A terrific book. The insight at its heart—that we live in an ‘age of responsibility,’ and that the conception of responsibility now at work in much public rhetoric and policy is both punitive and ill-conceived—is very important and should be widely heeded.
*Jedediah Purdy, author of After Nature: A Politics for the Anthropocene*

Yascha Mounk traces the faltering legitimacy of the welfare state to the narrow notion of personal responsibility that politicians—and many philosophers—have come to embrace. In a compelling challenge to conservatives and liberals alike, this important book prompts us to reconsider the role of luck and choice in debates about welfare, and to rethink our mutual responsibilities as citizens.
*Michael J. Sandel, author of What Money Can't Buy: The Moral Limits of Markets*

[A] smart and engaging book…Does it make sense, [Mounk] wonders, to focus so much on whether a sick poor person is responsible for not having acquired health insurance?
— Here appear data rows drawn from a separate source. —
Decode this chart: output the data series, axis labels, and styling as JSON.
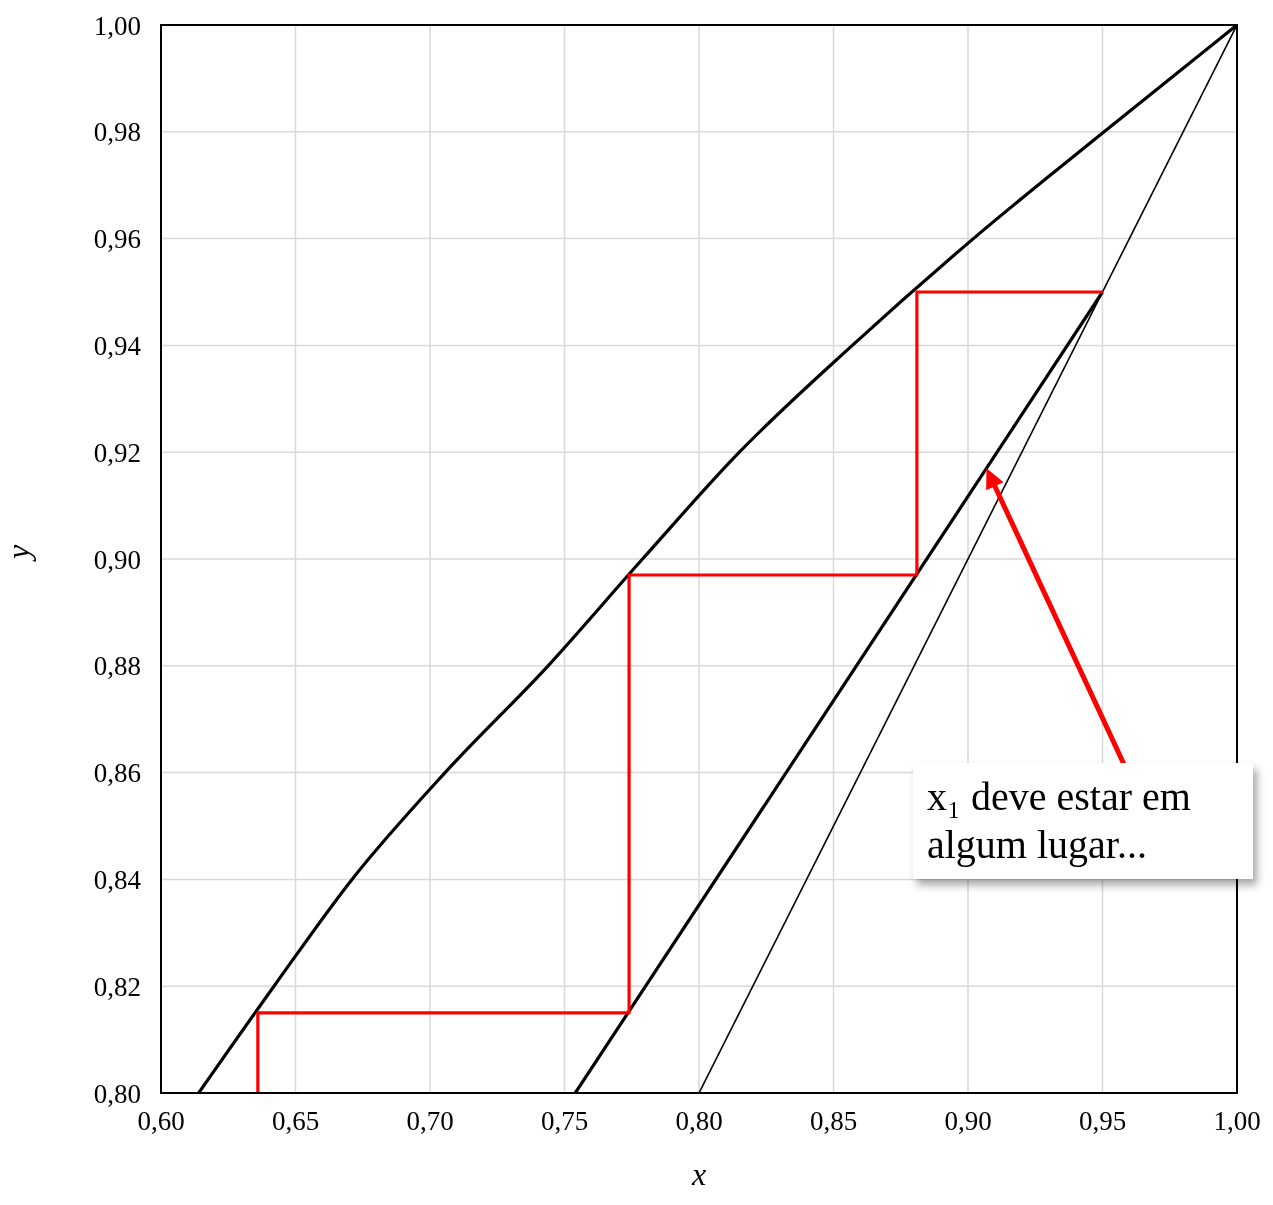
{
  "chart_data": {
    "type": "line",
    "xlabel": "x",
    "ylabel": "y",
    "series": [
      {
        "color": "#000000",
        "x": [
          0.614,
          0.642,
          0.671,
          0.7056,
          0.7439,
          0.779,
          0.815,
          0.857,
          0.902,
          0.9506,
          1.0
        ],
        "values": [
          0.8,
          0.82,
          0.84,
          0.86,
          0.88,
          0.9,
          0.92,
          0.94,
          0.96,
          0.98,
          1.0
        ]
      },
      {
        "color": "#000000",
        "x": [
          0.754,
          0.95
        ],
        "values": [
          0.8,
          0.95
        ]
      },
      {
        "color": "#000000",
        "x": [
          0.8,
          1.0
        ],
        "values": [
          0.8,
          1.0
        ]
      },
      {
        "color": "#ff0000",
        "x": [
          0.95,
          0.881,
          0.881,
          0.774,
          0.774,
          0.636,
          0.636
        ],
        "values": [
          0.95,
          0.95,
          0.897,
          0.897,
          0.815,
          0.815,
          0.8
        ]
      }
    ],
    "xlim": [
      0.6,
      1.0
    ],
    "ylim": [
      0.8,
      1.0
    ],
    "xticks": [
      {
        "value": 0.6,
        "label": "0,60"
      },
      {
        "value": 0.65,
        "label": "0,65"
      },
      {
        "value": 0.7,
        "label": "0,70"
      },
      {
        "value": 0.75,
        "label": "0,75"
      },
      {
        "value": 0.8,
        "label": "0,80"
      },
      {
        "value": 0.85,
        "label": "0,85"
      },
      {
        "value": 0.9,
        "label": "0,90"
      },
      {
        "value": 0.95,
        "label": "0,95"
      },
      {
        "value": 1.0,
        "label": "1,00"
      }
    ],
    "yticks": [
      {
        "value": 0.8,
        "label": "0,80"
      },
      {
        "value": 0.82,
        "label": "0,82"
      },
      {
        "value": 0.84,
        "label": "0,84"
      },
      {
        "value": 0.86,
        "label": "0,86"
      },
      {
        "value": 0.88,
        "label": "0,88"
      },
      {
        "value": 0.9,
        "label": "0,90"
      },
      {
        "value": 0.92,
        "label": "0,92"
      },
      {
        "value": 0.94,
        "label": "0,94"
      },
      {
        "value": 0.96,
        "label": "0,96"
      },
      {
        "value": 0.98,
        "label": "0,98"
      },
      {
        "value": 1.0,
        "label": "1,00"
      }
    ],
    "annotations": [
      "x₁ deve estar em algum lugar..."
    ],
    "grid": true,
    "marker": "none",
    "line_style": "solid"
  }
}
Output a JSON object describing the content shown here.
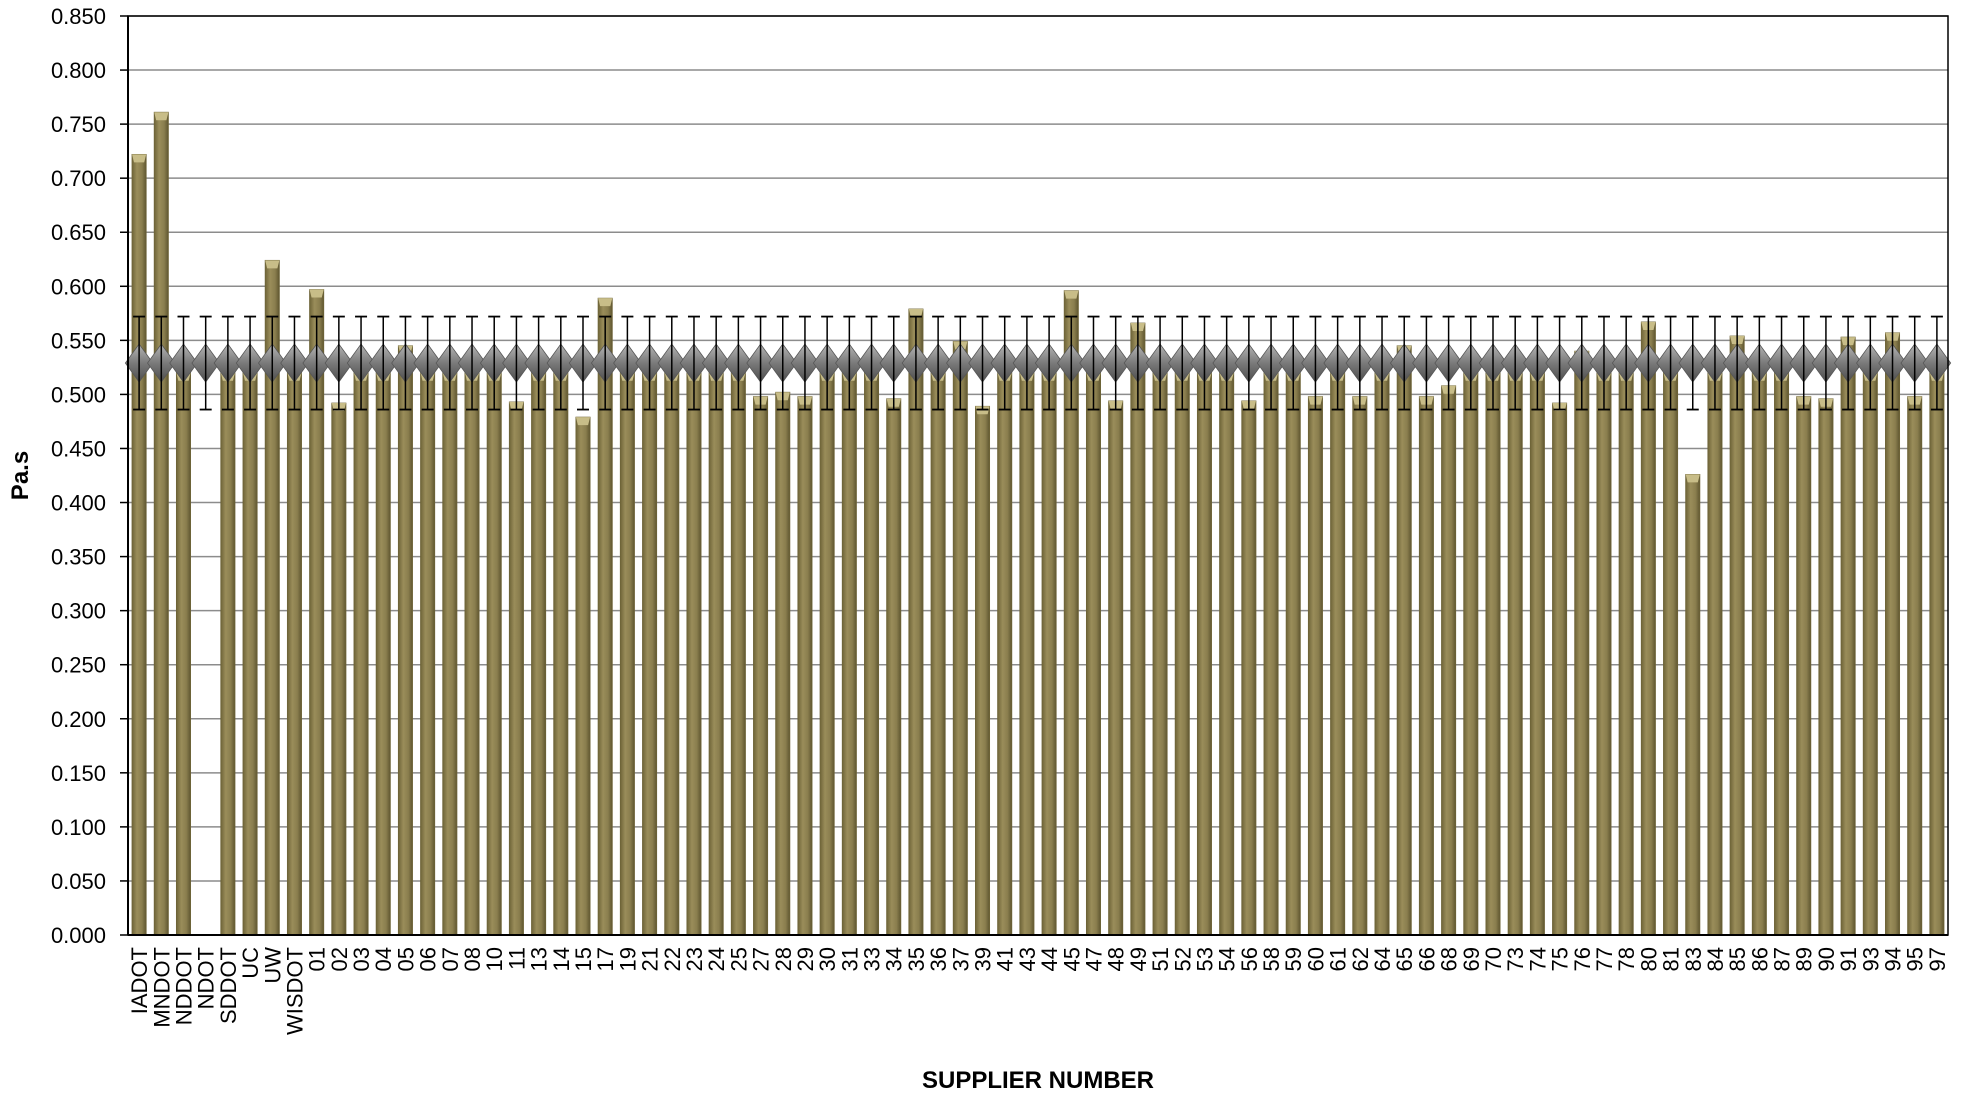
{
  "chart_data": {
    "type": "bar",
    "title": "",
    "xlabel": "SUPPLIER NUMBER",
    "ylabel": "Pa.s",
    "ylim": [
      0,
      0.85
    ],
    "y_ticks": [
      "0.000",
      "0.050",
      "0.100",
      "0.150",
      "0.200",
      "0.250",
      "0.300",
      "0.350",
      "0.400",
      "0.450",
      "0.500",
      "0.550",
      "0.600",
      "0.650",
      "0.700",
      "0.750",
      "0.800",
      "0.850"
    ],
    "grid": true,
    "legend": "none",
    "categories": [
      "IADOT",
      "MNDOT",
      "NDDOT",
      "NDOT",
      "SDDOT",
      "UC",
      "UW",
      "WISDOT",
      "01",
      "02",
      "03",
      "04",
      "05",
      "06",
      "07",
      "08",
      "10",
      "11",
      "13",
      "14",
      "15",
      "17",
      "19",
      "21",
      "22",
      "23",
      "24",
      "25",
      "27",
      "28",
      "29",
      "30",
      "31",
      "33",
      "34",
      "35",
      "36",
      "37",
      "39",
      "41",
      "43",
      "44",
      "45",
      "47",
      "48",
      "49",
      "51",
      "52",
      "53",
      "54",
      "56",
      "58",
      "59",
      "60",
      "61",
      "62",
      "64",
      "65",
      "66",
      "68",
      "69",
      "70",
      "73",
      "74",
      "75",
      "76",
      "77",
      "78",
      "80",
      "81",
      "83",
      "84",
      "85",
      "86",
      "87",
      "89",
      "90",
      "91",
      "93",
      "94",
      "95",
      "97"
    ],
    "values": [
      0.722,
      0.761,
      0.52,
      null,
      0.52,
      0.52,
      0.624,
      0.52,
      0.597,
      0.492,
      0.52,
      0.52,
      0.545,
      0.52,
      0.52,
      0.52,
      0.52,
      0.493,
      0.52,
      0.52,
      0.479,
      0.589,
      0.52,
      0.52,
      0.52,
      0.52,
      0.52,
      0.52,
      0.498,
      0.502,
      0.498,
      0.52,
      0.52,
      0.52,
      0.496,
      0.579,
      0.52,
      0.549,
      0.489,
      0.52,
      0.52,
      0.52,
      0.596,
      0.52,
      0.494,
      0.566,
      0.52,
      0.52,
      0.52,
      0.52,
      0.494,
      0.52,
      0.52,
      0.498,
      0.52,
      0.498,
      0.52,
      0.545,
      0.498,
      0.508,
      0.52,
      0.52,
      0.52,
      0.52,
      0.492,
      0.54,
      0.52,
      0.52,
      0.567,
      0.52,
      0.426,
      0.52,
      0.554,
      0.52,
      0.52,
      0.498,
      0.496,
      0.553,
      0.52,
      0.557,
      0.498,
      0.52
    ],
    "error_bars": {
      "center": 0.529,
      "upper": 0.572,
      "lower": 0.486
    },
    "colors": {
      "bar": "#8c8050",
      "bar_highlight": "#c8bd88",
      "bar_edge": "#6e6438",
      "marker": "#8c8c8c",
      "error_bar": "#000000",
      "grid": "#8c8c8c"
    }
  }
}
Given that studies suggest public health and economic growth would benefit if he (and others like him) had coverage, shouldn’t we consider providing it regardless of whether he ‘deserves’ it? Or do we so value holding people accountable that we are willing to jeopardize our own welfare for a proper comeuppance? …Mounk contends [that] too many advocates unwittingly accept the punitive framework of accountability and, following its logic, end up patronizing those they want to help.
*New York Times Book Review*

[An] important new book…Over the course of the past half century, Mounk points out, political officials of both major parties have turned repeatedly to the core value of personal responsibility, calling on it to redefine the purposes and design of government as well as pushing the state to play an ever more disciplinary role in relation to its most vulnerable citizens. They have been motivated, Mounk suggests, not merely by a political agenda, but by a fantasy of the just social order—a vision in which each individual person cares for herself and the government acts to ensure that citizens receive only the public support their efforts merit. The dream, as Mounk reveals, is a narrow and crabbed one. Placed under his precise and dispassionate analysis, it shows itself to be conceptually dubious and empirically unworkable. But the fantasy has attracted plenty of influential adherents. Indeed, among the most troubling of Mounk’s arguments is the claim that the liberal defenders of the welfare state no less than its conservative antagonists have signed on to the dream of personal responsibility. No surprise, then, that a thin theory of individual agency has come to dominate our ideas about freedom and that an impoverished language of citizenship has crowded out alternative visions of democratic society…He mounts a compelling case, that political rhetoric in the United States—and to a lesser, but still significant degree in other industrialized democracies—has shifted over the last half century toward a markedly punitive vision of social welfare. This trend has coincided with policy transformations that have served to discipline individual citizens by demanding that they bear the costs of their own behavior and the risks of a hazardous world. The age of responsibility, in this view, is not only the period that brought us workfare and conditional unemployment benefits—and, one might add, mass incarceration…Where ideas of the public good or of shared responsibility once prevailed, private interest is now the presumptive guide.
*Los Angeles Review of Books*

Impressive, frequently charming…It seems aimed to appeal well beyond the philosophical community, with hopes of motivating a thoughtful and concerned readership to revamp the way our conception of ‘personal responsibility’ functions in political and social life. The book employs a fair amount of extant philosophical work to provoke a change in our public discourse and practices, while also performing some creative philosophical work that might be of interest to disciplinary philosophers. It is overall an erudite and enjoyably readable book…Mounk’s book is a laudable and fruitful achievement.